第 19 章
椿歲:「……」
當著幼兒園小朋友的面被質疑,她不要面子的?
喬佑以為江馴問的是他,心虛道:「一點點了,只有一點點了!爸爸你快放我下來,我要去寫作業了!」
重新著陸,喬佑蹦著小短腿噠噠噠跑出去,邊跑邊嚷:「哥哥!我的素描紙呢?快給我畫畫!」
椿歲見小朋友恢復了活力,鼓著腮幫子吁了口氣,抄兜哼了兩聲不著調的歌,重新坐回座位上,做起江馴給她劃的重點題。
江馴坐回她對面,靠進沙發椅背里,默不作聲。
「……」椿歲總覺得,自己的發旋兒能看見他正看著自己。還是不懷好意陰陽怪氣的那種。於是抬眼看他。
果然,江馴似笑非笑地開了口:「連小孩兒都騙。」
話音拖得她活像個真騙子被當場抓獲。
「我騙哪個小孩兒啦?」椿歲歪著腦袋,抬睫回視他,還不忘挑釁似的抬了抬眉眼,仿佛在說:騙你了?
「……」江馴無語,「那幾顆都是草莓的?」
「那可不,」椿歲很認真地點頭,「我一顆顆聞出來的啊。」
「……」江馴徹底服了。並且不知道該擺出什麼合適的表情。
椿歲抿了幾下唇角,終於忍不住樂出聲,支著桌面顫聲說:「反正不愛吃的味道,可以給你啊。」
江馴微挑的眼梢都耷拉了下來,面無表情看著她,最終,跟被人綁架了似的扯了扯嘴角:「哦。」
「哦對了,」椿歲樂完,用水筆的撳鈕戳了戳下巴,「佑佑不是也愛吃草莓蛋糕,你肯定買了兩塊吧?還有一塊給他吃吧。小朋友今天在幼兒園受委屈了,正不開心呢。你這個做爸爸的也太不上心了。」
江馴斂睫看著她:「沒了。」
「啊?」椿歲愣住,「你不會就買了一塊吧?你這也太不會過日子了。
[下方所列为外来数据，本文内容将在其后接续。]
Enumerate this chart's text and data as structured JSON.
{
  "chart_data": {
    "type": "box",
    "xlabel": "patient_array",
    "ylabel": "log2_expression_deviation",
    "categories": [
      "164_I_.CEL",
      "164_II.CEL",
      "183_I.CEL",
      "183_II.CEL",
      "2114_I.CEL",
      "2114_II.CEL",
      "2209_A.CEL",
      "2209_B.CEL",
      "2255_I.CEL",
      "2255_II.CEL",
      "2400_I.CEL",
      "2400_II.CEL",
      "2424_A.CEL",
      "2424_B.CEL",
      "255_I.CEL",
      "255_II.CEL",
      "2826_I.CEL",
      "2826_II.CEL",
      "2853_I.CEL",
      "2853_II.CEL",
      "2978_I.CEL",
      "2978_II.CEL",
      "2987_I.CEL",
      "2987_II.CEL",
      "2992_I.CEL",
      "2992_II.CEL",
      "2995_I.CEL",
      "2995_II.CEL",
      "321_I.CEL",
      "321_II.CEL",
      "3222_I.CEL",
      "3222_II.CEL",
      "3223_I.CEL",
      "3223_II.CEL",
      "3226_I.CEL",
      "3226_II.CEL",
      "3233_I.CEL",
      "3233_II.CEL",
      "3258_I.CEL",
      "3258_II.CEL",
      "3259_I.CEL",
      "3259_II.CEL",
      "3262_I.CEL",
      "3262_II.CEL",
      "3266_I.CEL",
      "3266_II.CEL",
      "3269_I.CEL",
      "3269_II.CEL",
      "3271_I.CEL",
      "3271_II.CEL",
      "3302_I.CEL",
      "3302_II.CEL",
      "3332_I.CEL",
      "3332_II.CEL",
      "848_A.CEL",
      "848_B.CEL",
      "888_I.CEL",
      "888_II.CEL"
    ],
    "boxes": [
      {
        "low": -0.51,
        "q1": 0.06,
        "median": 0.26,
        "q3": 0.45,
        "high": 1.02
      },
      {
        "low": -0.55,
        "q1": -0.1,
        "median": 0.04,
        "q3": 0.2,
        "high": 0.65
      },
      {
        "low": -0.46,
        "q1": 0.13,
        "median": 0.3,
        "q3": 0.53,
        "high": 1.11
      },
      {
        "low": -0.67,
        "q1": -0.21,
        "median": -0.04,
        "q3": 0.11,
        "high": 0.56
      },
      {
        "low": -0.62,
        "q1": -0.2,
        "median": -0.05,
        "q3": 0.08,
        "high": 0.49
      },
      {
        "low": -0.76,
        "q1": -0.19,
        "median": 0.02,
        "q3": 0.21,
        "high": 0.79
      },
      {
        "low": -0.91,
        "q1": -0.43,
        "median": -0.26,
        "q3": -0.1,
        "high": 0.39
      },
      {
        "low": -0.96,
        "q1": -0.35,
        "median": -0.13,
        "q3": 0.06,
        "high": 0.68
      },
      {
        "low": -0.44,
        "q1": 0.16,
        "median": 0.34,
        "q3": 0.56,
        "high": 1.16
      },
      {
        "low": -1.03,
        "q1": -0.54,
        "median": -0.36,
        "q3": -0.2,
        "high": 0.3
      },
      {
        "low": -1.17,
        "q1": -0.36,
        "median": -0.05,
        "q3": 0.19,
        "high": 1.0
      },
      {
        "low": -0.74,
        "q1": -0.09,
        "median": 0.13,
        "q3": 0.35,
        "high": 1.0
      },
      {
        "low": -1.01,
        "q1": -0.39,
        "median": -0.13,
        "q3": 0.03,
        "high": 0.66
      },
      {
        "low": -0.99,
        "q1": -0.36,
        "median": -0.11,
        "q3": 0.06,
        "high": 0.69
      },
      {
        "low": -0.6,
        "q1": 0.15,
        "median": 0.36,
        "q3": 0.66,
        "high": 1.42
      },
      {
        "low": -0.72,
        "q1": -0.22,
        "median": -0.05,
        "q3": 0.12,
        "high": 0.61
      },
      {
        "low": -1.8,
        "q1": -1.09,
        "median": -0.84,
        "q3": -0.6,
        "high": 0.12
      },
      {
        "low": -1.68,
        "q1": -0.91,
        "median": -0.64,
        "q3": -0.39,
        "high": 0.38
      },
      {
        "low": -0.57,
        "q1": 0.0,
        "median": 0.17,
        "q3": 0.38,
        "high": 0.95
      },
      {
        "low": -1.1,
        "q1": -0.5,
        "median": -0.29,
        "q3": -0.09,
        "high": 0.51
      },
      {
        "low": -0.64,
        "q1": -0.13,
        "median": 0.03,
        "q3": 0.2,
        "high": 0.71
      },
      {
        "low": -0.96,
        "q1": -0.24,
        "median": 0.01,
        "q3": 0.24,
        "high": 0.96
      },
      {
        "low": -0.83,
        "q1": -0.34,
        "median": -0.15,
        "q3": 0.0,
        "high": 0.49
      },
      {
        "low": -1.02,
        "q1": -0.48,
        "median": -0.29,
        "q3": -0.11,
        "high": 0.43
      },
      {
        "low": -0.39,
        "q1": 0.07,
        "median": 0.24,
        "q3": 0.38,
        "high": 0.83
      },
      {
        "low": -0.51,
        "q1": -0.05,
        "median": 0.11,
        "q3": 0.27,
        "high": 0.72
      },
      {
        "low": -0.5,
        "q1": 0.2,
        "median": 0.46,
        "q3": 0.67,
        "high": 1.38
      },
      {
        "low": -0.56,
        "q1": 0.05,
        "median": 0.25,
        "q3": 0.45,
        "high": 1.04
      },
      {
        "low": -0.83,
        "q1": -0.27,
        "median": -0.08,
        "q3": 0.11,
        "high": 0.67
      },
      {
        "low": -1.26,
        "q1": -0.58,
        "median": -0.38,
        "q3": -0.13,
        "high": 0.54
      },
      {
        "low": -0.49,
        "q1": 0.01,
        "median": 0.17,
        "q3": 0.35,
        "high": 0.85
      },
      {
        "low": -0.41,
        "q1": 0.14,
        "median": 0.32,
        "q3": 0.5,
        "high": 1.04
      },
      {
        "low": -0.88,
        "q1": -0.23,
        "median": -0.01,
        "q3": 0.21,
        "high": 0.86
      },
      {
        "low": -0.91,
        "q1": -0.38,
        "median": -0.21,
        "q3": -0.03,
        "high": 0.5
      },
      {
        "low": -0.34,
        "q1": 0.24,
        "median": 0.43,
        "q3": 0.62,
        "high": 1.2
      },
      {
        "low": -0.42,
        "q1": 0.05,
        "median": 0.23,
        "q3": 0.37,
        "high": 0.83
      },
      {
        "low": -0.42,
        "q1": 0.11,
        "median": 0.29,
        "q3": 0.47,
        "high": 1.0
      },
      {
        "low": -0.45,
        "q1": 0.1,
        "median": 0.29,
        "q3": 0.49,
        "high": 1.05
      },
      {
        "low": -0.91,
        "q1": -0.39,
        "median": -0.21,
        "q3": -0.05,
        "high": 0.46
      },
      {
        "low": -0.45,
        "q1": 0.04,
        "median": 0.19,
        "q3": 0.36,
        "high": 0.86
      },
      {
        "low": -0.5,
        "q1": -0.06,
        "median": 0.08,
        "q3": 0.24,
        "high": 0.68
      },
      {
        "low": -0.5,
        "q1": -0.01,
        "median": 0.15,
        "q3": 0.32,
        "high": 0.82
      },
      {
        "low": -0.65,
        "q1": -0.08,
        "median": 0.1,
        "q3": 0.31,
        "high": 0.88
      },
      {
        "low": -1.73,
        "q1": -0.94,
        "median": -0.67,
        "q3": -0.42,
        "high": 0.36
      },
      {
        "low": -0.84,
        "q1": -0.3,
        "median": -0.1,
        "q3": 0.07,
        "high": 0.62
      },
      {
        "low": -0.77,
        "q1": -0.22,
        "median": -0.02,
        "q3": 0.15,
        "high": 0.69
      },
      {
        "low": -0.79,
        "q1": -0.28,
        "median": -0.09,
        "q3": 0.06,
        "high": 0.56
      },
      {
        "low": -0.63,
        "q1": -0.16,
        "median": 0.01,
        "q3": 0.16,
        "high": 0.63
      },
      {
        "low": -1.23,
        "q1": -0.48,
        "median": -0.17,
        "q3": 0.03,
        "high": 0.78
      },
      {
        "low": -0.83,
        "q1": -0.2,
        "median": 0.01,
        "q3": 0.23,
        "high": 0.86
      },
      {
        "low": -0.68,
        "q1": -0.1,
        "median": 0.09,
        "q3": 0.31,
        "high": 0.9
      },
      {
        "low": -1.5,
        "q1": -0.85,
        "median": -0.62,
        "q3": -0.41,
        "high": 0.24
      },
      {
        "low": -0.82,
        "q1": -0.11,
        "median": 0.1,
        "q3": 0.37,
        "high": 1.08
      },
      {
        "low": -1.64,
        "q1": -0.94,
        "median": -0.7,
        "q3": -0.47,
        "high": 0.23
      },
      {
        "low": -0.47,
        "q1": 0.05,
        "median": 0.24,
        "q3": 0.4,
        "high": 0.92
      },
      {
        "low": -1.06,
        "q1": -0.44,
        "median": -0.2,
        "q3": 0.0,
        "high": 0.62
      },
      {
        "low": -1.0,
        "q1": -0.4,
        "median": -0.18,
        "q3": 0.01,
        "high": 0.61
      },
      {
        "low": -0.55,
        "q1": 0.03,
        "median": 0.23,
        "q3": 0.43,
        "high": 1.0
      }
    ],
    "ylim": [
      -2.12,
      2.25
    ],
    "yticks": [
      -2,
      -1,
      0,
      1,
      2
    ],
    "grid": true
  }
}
」
江馴抵著桌沿的指節,因為她最後那半句話,在桌面上輕劃了一下。說不上是什麼奇奇怪怪的感覺,神情寡淡卻理直氣壯地問她:「我就不能吃了?」
「……」椿歲眨眨眼,把下巴從水筆撳鈕上挪開。
怎麼莫名覺得,這位少年今天,跟幼兒園裡午睡醒了,和別人搶餅乾的小朋友也沒什麼區別?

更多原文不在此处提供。